Most patients with DLBCL can be treated with regular chemotherapy, although up to 40% do not benefit from standard chemotherapy [55]. A recent meta-analysis confirmed the safety and efficacy of immune checkpoint inhibitors in patients with non-Hodgkin lymphoma, suggesting that clinicians may use immune checkpoint inhibitor therapy as an adjunctive therapy [56]. Since DOT1L, IDH2, MCL1, PLK1, and BCL2 were positively correlated with the risk score, patients may benefit from the inhibition of these genes. Conversely, patients may not benefit from blocking CD47, MDM2, or ASXL1 expression. However, larger long-term follow-up trials are required to validate the safety and effectiveness of ICI treatment in patients with DLBCL.

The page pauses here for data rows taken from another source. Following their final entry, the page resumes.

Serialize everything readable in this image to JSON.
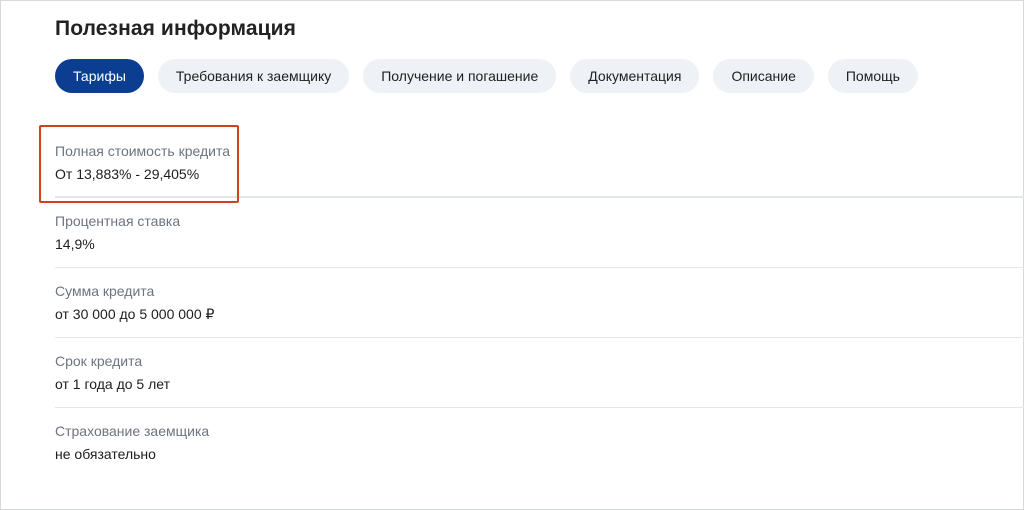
{
  "section": {
    "title": "Полезная информация"
  },
  "tabs": [
    {
      "label": "Тарифы",
      "active": true
    },
    {
      "label": "Требования к заемщику",
      "active": false
    },
    {
      "label": "Получение и погашение",
      "active": false
    },
    {
      "label": "Документация",
      "active": false
    },
    {
      "label": "Описание",
      "active": false
    },
    {
      "label": "Помощь",
      "active": false
    }
  ],
  "rows": [
    {
      "label": "Полная стоимость кредита",
      "value": "От 13,883% - 29,405%"
    },
    {
      "label": "Процентная ставка",
      "value": "14,9%"
    },
    {
      "label": "Сумма кредита",
      "value": "от 30 000 до 5 000 000 ₽"
    },
    {
      "label": "Срок кредита",
      "value": "от 1 года до 5 лет"
    },
    {
      "label": "Страхование заемщика",
      "value": "не обязательно"
    }
  ],
  "colors": {
    "active_tab_bg": "#0b3d91",
    "inactive_tab_bg": "#eef1f5",
    "highlight_border": "#d0421b",
    "label_text": "#6b7480"
  }
}
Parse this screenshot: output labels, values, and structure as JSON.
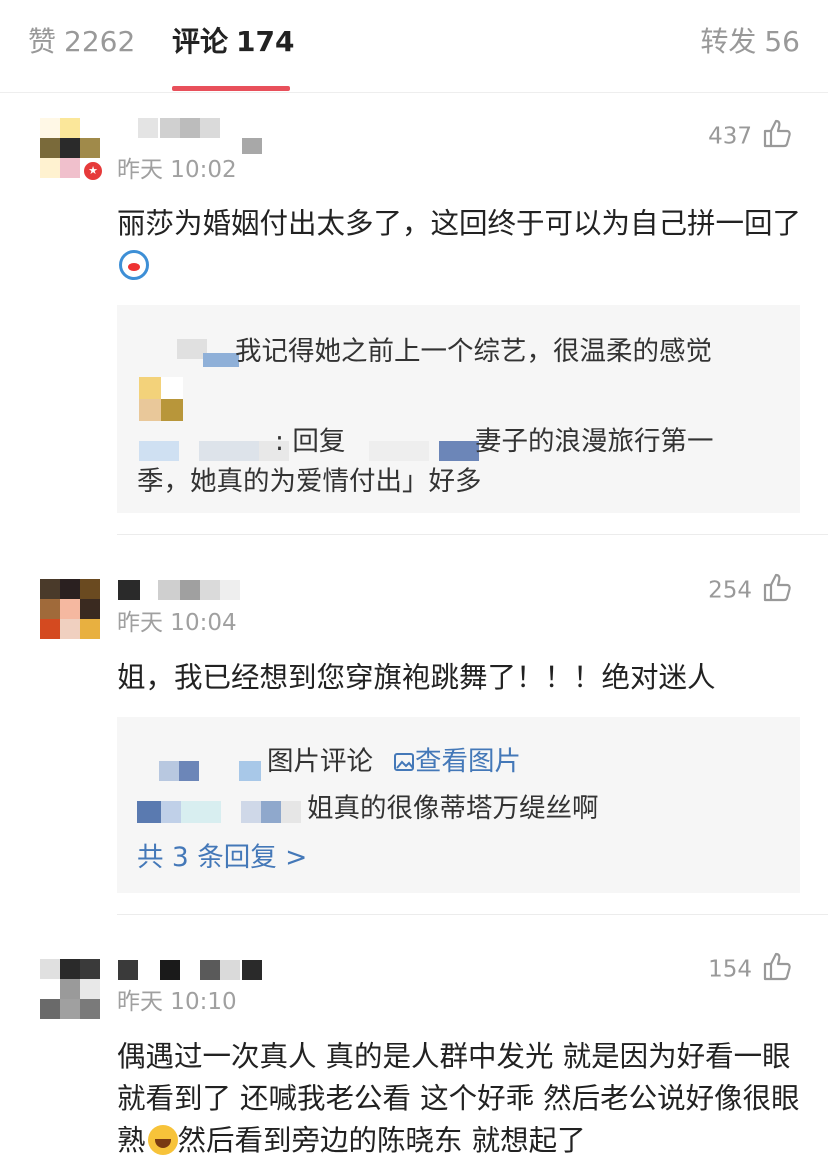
{
  "tabs": {
    "likes": {
      "label": "赞",
      "count": "2262"
    },
    "comments": {
      "label": "评论",
      "count": "174"
    },
    "reposts": {
      "label": "转发",
      "count": "56"
    }
  },
  "comments": [
    {
      "time": "昨天 10:02",
      "likes": "437",
      "text": "丽莎为婚姻付出太多了，这回终于可以为自己拼一回了",
      "emoji": "doraemon-emoji",
      "replies": [
        {
          "text": "我记得她之前上一个综艺，很温柔的感觉"
        },
        {
          "prefix": ": 回复",
          "text_line1": "妻子的浪漫旅行第一",
          "text_line2": "季，她真的为爱情付出」好多"
        }
      ]
    },
    {
      "time": "昨天 10:04",
      "likes": "254",
      "text": "姐，我已经想到您穿旗袍跳舞了！！！绝对迷人",
      "replies": [
        {
          "label": "图片评论",
          "view_image": "查看图片"
        },
        {
          "text": "姐真的很像蒂塔万缇丝啊"
        }
      ],
      "more_replies": "共 3 条回复 >"
    },
    {
      "time": "昨天 10:10",
      "likes": "154",
      "text": "偶遇过一次真人 真的是人群中发光 就是因为好看一眼就看到了 还喊我老公看 这个好乖 然后老公说好像很眼熟",
      "emoji": "laughing-tears-emoji",
      "text_after_emoji": "然后看到旁边的陈晓东 就想起了"
    }
  ],
  "colors": {
    "accent": "#e8505b",
    "link": "#4478b8",
    "muted": "#a0a0a0"
  }
}
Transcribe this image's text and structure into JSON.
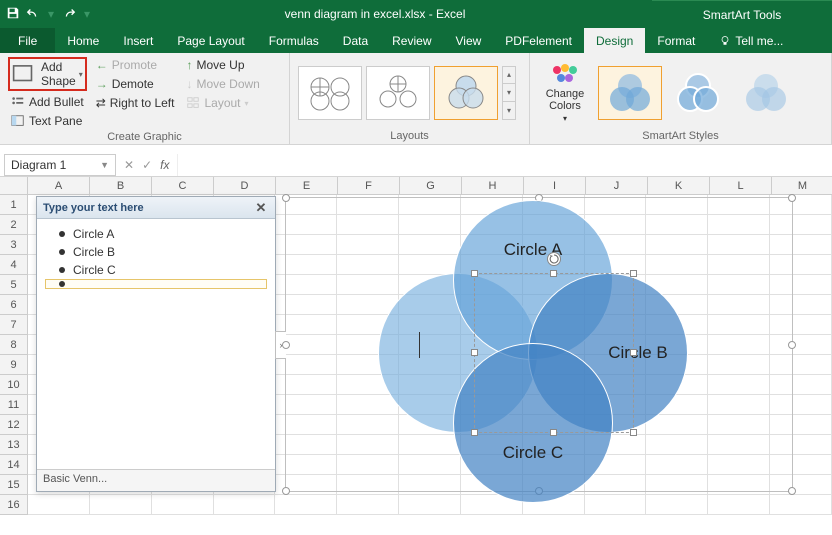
{
  "titlebar": {
    "filename": "venn diagram in excel.xlsx - Excel",
    "context_tab": "SmartArt Tools"
  },
  "tabs": {
    "file": "File",
    "home": "Home",
    "insert": "Insert",
    "page_layout": "Page Layout",
    "formulas": "Formulas",
    "data": "Data",
    "review": "Review",
    "view": "View",
    "pdfelement": "PDFelement",
    "design": "Design",
    "format": "Format",
    "tellme": "Tell me..."
  },
  "ribbon": {
    "create_graphic": {
      "label": "Create Graphic",
      "add_shape": "Add Shape",
      "add_bullet": "Add Bullet",
      "text_pane": "Text Pane",
      "promote": "Promote",
      "demote": "Demote",
      "right_to_left": "Right to Left",
      "move_up": "Move Up",
      "move_down": "Move Down",
      "layout": "Layout"
    },
    "layouts": {
      "label": "Layouts"
    },
    "change_colors": {
      "label": "Change Colors"
    },
    "styles": {
      "label": "SmartArt Styles"
    }
  },
  "namebox": "Diagram 1",
  "fx_label": "fx",
  "columns": [
    "A",
    "B",
    "C",
    "D",
    "E",
    "F",
    "G",
    "H",
    "I",
    "J",
    "K",
    "L",
    "M"
  ],
  "rows": [
    "1",
    "2",
    "3",
    "4",
    "5",
    "6",
    "7",
    "8",
    "9",
    "10",
    "11",
    "12",
    "13",
    "14",
    "15",
    "16"
  ],
  "text_pane": {
    "header": "Type your text here",
    "items": [
      "Circle A",
      "Circle B",
      "Circle C",
      ""
    ],
    "footer": "Basic Venn..."
  },
  "venn": {
    "a": "Circle A",
    "b": "Circle B",
    "c": "Circle C"
  }
}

To prevent treatment resistance, it is urgent to identify targeted drugs for DLBCL. The DGIdb database contains 50 FDA-approved target medicines based on eight NRGs. Epoetin alfa acts as an erythropoietin (EPO) and is a growth factor produced in the kidneys that stimulates the production of red blood cells, decreases the number of PRBC transfusions, and does not appear to negatively impact remission duration [57, 58]. Considering the large number of target drugs for HIF1A, we utilized molecular docking to select the best candidates. Interestingly, axitinib and sorafenib showed the strongest binding to HIF1A via hydrogen bond formation. Due to the complexity of cellular signaling, several genes with low expression are also crucial in the development of cancer. In lung cancer, PTEN loss leads to the formation of an immunosuppressive microenvironment which offers resistance to anti-PD-1 therapy [59]. The expression of GPC5 decreased significantly in lung adenocarcinoma tissues, and the low expression of this gene was associated with poor outcomes in lung adenocarcinoma [60]. HIF1A was found to be highly expressed in the low-risk group in our study (p = 7e−12). Although the precise mechanism is still unknown, the difference in HIF1A expression between the high-risk and low-risk groups may be related to the two groups' different tumor immune microenvironments. Based on a clinical trial (NCT00071006), axitinib has been tested in patients with myelodysplastic syndromes, and the results showed that two patients with myelodysplastic syndromes had stable disease for 8.3 and 6.2 months, respectively [61]. This enlightens us on the potential efficacy of axitinib as an adjuvant treatment for DLBCL. We will conduct future studies on the specific efficacy of axitinib against HIF1A and explore its intrinsic mechanism.

Conclusions

We identified the NRGs associated with prognosis and developed an eight-gene prognostic model. The model provides a prognostic score that is independent of other factors. Additionally, we validated the robustness of the model using multiple methods and obtained satisfactory results. Our study not only analyzed the predictive performance of the risk model but also screened prospective treatment drugs.

Limitations

Our study has some limitations. First, the GEO provides only a limited amount of information on clinical features and may not include other clinical parameters. Second, the data were obtained from retrospective studies, which may have been influenced by selection bias. Prospective investigations are required to confirm our findings. Further research is needed to determine how these eight OS-related genes function in DLBCL.